Following inoculation with the chromogenic Ch variant the initial eosinophilia declined by the 24th or 42nd hour count and from then on remained low. The lymphocytes showed little decrease. A prominent monocytosis of prolonged character usually occurred during the 3rd to 6th weeks and was then displaced by a return of the lymphocytes. By the end of the period of observation the differential count had closely approached the normal values. Again the blood picture was truly representative of the relatively benign character of the lesions. The tubercle formation, even after 93 days' duration of the disease, remained limited to small clumps of two or three large mononuclear cells showing some degeneration.

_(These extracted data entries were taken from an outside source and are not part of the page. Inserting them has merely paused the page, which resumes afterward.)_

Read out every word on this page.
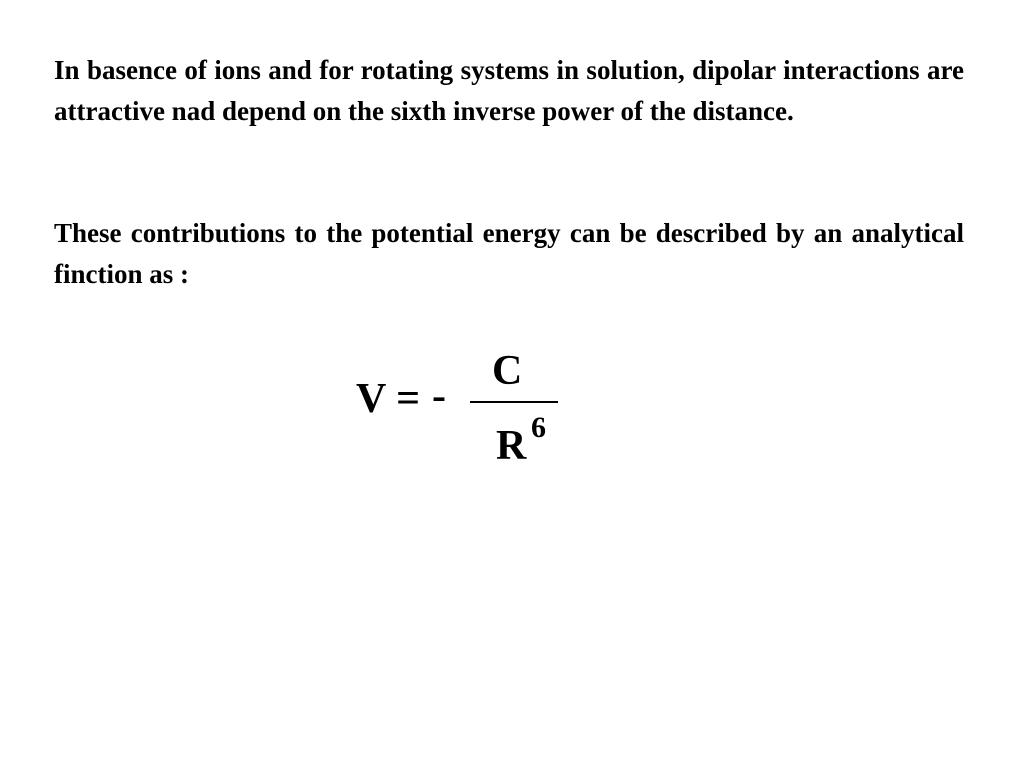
In basence of ions and for rotating systems in solution, dipolar interactions are attractive nad depend on the sixth inverse power of the distance.

These contributions to the potential energy can be described by an analytical finction as :

V = -
C
R 6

Lymphocytic cells were usually present within and about the lesion. There was never any evidence of abscess formation or actual necrosis. Bacilli could not be found within these tubercles. The reticulum in relation to the lesion showed neither increase nor destruction. None of the chickens died though a dose of 0.5 mg. was used.

In three chickens infected with S variant, the blood picture did not follow the pattern set by the others similarly inoculated. Either a high monocytosis replaced the usual eosinophilia, or there was a marked recession of the total leucocyte count followed by a return of lymphocytes towards normal percentage. The blood picture indicated the conversion of an acute process into a subacute or chronic affair. These chickens survived for 78, 79 and 110 days, respectively. An explanation for this occurred to us later when cultures recovered from them, instead of consisting of S colonies, showed the topography of the intermediate type, closely resembling the F.S. type. Evidently this was due to a reversion; i.e., a loss of virulence of the organism occurring within the animal body. At necropsy the spleen and liver were somewhat enlarged and contained prominent, discrete yellow nodules resembling small shot in their size and shape, which, in one case could be lifted from the tissue by the point of the knife. Microscopically, they possessed small centers of caseation surrounded by numerous giant cells and large mononuclear cells with a thick border of lymphocytic cells. This tubercle formation could not be classified in any special group as it was too sharply circumscribed and walled off by lymphocytic cells to be considered as truly malignant in nature as the S type of lesion. Even the younger tubercles in these cases, which consisted of clumped epithelioid cells with prominent lymphocytic cell borders, could not be called acute or "toxic" in character.

At present we make only limited deductions from our observations. In the bacterial dissociation phenomenon we have at least a new line of investigation, and different variants of tubercle bacilli must be taken into consideration when planning new tuberculosis studies. With the stabilization of the human type variants, experiments such as reported here may bring about the proper clinical interpretation, of the course of human tuberculosis.